Reputation: 811
First of all i have the following table structures.
Table Document
## DocID ## ## DocName## ## DuplicateID ##
1 Doc1 null
2 Doc2 null
3 Doc3 null
4 Doc4 1
Table FolderTree
## FolderID ## ## MemberDocID ##
1 1
1 2
1 3
I have index on DocID, DuplicateID and MemberDocID and FolderID
My Query is this :
SELECT d.*
from Document d, FolderTree f
WHERE (d.DocID = f.MemberDocID or d.DuplicateID = f.MemberDocID) and f.FolderID = 1
GROUP BY d.DocID ;
So basically i want to retrieve all documents from Folder with id 1 and also its duplicate documents from the table. The group by is used to maintain uniqueness of record that no document will be retrieve twice.

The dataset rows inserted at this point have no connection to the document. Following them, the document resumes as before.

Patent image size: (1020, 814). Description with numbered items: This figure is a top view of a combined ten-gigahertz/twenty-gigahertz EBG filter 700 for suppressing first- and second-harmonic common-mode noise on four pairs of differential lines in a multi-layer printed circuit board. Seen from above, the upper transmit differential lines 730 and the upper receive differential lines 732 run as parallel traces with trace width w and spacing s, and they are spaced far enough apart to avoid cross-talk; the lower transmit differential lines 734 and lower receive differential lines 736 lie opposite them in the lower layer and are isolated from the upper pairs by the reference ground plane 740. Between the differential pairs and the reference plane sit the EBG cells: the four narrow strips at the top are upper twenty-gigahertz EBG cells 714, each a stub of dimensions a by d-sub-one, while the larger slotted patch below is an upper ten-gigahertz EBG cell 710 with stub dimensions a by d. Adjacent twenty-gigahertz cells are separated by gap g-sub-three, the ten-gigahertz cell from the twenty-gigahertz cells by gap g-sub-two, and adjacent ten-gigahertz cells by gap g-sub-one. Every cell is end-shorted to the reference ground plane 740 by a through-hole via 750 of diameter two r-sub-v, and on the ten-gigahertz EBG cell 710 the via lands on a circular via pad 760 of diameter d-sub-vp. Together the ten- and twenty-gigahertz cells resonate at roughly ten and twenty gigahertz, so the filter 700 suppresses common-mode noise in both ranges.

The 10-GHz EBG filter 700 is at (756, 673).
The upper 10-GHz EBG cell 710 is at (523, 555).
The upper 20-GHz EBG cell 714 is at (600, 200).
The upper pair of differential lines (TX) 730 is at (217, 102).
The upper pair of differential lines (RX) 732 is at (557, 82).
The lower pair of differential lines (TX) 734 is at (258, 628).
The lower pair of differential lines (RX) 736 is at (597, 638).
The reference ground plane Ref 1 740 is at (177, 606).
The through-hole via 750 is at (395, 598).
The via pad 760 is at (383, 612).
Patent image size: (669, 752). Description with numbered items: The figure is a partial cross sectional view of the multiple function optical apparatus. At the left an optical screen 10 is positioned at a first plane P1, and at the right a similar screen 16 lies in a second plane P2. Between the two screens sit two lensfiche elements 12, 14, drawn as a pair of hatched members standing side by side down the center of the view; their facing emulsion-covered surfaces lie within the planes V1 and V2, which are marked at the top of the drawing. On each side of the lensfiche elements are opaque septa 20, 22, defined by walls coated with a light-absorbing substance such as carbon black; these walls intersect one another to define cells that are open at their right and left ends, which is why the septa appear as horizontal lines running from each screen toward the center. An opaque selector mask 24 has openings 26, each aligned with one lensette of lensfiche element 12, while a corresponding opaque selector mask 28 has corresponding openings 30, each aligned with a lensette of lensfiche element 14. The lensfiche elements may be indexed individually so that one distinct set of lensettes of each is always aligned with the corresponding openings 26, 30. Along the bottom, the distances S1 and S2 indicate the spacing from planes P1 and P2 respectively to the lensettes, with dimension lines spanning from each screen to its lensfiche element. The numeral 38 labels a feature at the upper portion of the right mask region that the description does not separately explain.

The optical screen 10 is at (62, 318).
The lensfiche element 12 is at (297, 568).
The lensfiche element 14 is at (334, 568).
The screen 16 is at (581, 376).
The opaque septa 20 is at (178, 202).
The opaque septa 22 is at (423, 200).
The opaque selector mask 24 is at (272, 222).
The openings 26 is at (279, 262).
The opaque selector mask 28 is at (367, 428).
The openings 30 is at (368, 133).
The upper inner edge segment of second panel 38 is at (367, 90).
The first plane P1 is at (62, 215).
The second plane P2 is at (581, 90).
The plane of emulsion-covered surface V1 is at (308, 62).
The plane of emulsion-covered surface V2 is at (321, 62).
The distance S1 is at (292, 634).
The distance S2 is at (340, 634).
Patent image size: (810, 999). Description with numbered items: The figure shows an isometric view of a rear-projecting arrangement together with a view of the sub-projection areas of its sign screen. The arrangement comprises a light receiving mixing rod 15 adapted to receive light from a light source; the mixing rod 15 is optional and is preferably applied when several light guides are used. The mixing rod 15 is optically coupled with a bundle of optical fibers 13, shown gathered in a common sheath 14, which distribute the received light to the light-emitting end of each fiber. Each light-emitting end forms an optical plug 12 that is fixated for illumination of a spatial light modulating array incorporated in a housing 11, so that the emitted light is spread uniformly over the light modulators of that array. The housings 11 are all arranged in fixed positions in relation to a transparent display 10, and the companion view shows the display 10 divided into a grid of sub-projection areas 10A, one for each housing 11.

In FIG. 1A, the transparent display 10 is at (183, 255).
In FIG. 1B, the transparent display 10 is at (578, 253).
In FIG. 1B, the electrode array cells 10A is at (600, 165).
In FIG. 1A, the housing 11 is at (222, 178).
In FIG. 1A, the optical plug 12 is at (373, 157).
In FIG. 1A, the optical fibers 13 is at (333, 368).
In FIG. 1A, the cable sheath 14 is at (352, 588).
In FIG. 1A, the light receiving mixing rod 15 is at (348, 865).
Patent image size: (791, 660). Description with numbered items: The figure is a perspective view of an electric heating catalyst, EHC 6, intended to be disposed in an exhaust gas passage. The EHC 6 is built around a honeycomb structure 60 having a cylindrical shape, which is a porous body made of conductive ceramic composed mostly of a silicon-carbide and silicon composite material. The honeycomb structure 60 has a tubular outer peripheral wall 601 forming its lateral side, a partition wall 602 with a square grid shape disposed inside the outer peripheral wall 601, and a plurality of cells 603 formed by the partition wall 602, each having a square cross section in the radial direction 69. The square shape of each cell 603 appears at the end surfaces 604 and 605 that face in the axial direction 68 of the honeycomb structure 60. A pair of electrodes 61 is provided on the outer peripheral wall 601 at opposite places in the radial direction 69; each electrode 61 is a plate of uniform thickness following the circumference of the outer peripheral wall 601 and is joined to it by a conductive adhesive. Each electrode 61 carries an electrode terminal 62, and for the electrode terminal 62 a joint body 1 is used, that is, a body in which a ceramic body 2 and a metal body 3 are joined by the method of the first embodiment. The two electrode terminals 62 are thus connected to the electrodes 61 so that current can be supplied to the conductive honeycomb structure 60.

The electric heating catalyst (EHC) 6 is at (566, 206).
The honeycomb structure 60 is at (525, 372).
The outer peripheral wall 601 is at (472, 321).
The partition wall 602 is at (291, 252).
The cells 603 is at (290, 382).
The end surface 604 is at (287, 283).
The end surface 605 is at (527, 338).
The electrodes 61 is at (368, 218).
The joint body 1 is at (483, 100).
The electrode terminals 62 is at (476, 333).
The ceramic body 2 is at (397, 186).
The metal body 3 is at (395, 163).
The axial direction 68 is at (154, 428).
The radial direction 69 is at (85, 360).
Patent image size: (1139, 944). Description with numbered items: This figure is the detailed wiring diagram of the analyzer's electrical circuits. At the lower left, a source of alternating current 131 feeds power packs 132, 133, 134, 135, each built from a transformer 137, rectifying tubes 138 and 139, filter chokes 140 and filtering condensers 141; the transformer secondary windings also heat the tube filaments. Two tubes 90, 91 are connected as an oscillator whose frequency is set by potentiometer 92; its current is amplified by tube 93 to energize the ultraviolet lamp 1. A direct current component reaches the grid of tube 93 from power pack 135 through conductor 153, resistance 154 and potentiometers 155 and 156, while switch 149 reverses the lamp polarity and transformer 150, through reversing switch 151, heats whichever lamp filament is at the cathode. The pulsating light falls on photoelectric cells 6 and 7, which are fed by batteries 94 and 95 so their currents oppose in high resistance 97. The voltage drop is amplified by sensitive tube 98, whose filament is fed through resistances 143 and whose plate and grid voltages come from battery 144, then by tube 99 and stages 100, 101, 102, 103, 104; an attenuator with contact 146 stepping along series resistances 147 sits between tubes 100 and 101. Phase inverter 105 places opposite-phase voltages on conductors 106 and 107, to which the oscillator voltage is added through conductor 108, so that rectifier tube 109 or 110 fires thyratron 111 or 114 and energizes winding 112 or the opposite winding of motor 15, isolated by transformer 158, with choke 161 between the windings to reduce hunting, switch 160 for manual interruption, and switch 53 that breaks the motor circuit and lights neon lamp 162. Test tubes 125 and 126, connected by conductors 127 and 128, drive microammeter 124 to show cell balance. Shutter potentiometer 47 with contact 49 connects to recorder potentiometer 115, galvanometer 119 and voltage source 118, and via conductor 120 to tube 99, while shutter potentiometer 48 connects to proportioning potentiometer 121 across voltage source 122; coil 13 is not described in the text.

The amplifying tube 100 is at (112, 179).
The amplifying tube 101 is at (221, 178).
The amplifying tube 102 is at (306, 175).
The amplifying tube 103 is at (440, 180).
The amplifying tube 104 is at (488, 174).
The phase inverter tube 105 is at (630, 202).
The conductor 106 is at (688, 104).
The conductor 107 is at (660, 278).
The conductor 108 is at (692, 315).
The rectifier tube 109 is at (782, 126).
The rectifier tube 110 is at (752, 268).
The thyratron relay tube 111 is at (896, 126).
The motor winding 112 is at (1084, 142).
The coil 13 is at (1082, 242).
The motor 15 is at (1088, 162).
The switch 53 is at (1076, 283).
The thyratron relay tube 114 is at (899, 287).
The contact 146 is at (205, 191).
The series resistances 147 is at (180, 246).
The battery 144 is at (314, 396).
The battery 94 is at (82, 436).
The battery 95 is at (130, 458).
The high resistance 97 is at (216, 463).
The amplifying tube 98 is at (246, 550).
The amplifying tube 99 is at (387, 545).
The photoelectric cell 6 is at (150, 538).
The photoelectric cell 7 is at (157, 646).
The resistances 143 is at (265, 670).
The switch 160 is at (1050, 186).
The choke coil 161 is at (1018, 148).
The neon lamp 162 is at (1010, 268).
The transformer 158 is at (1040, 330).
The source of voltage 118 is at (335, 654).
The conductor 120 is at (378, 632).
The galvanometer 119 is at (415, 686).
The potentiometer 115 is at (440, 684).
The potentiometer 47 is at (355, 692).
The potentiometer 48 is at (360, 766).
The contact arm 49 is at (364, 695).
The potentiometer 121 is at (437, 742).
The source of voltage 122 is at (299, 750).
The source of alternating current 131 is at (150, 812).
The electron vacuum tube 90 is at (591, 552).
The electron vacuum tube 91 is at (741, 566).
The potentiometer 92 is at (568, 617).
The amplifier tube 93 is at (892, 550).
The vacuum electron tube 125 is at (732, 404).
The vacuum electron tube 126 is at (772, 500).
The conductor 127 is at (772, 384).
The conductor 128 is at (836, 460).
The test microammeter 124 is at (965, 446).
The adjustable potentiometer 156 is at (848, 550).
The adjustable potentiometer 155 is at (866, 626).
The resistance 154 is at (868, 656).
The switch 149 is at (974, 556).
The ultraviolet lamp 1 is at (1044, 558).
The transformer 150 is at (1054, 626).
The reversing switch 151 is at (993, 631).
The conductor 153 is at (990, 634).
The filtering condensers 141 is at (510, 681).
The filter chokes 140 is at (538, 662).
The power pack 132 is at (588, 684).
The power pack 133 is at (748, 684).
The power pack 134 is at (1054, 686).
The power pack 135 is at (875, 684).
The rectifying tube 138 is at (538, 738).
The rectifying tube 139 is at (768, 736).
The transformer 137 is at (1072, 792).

This query is working fine but in large volume of records it getting slower.Here is the explain output.
| select type | table | type | possible_keys | key | rows | extra |
simple d range PRIMARY,... PRIMARY 83168 Using temporary..
simple f All DuplicateIDInx Null 108787 Using join buffer
What concerns me is that the table f does not use the index on DuplicateID. My question is, Why is it so? Can somebody enlighten me on this matter. Im using Mysql 5.x Thanks :)
Upvotes: 3
Views: 617
Reputation: 74018
You can use an in clause instead and use distinct instead of group by.
SELECT distinct d.*
from Document d
join FolderTree f on f.MemberDocID in (d.DocID, d.DuplicateID)
WHERE f.FolderID = 1
According to SQL Fiddle, this hasn't changed much, besides making the join explicit.
If you change your duplicateid
, however
update document
set duplicateid = docid
where duplicateid is null
and select on duplicateid
only
SELECT distinct d.*
from Document d
join FolderTree f on f.MemberDocID = d.DuplicateID
WHERE f.FolderID = 1
will use the index on duplicateid
Upvotes: 1
Reputation: 115520
Try this version:
SELECT d.*
FROM Document d
WHERE EXISTS
( SELECT *
FROM FolderTree f
WHERE ( d.DocID = f.MemberDocID OR d.DuplicateID = f.MemberDocID )
AND f.FolderID = 1
) ;
and this one (edited):
SELECT d.*
FROM ( SELECT 1 AS FolderID
) AS Parameter
CROSS JOIN
Document d
WHERE EXISTS
( SELECT *
FROM FolderTree f
WHERE f.MemberDocID = d.DocID
AND f.FolderID = Parameter.FolderID
)
OR EXISTS
( SELECT *
FROM FolderTree f
WHERE f.MemberDocID = d.DuplicateID
AND f.FolderID = Parameter.FolderID
) ;
I would also add a compound (composite) index on FolderTree (FolderID, MemberDocID)
.
If you haven't already an index on Document (DuplicateID)
, add one as well.
The extra requirement could probably be better solved by writing the query in a stored procedure with a parameter.
Upvotes: 1
Reputation: 556
looks like proper indexes are not there. can you clarify more on the table structure and query.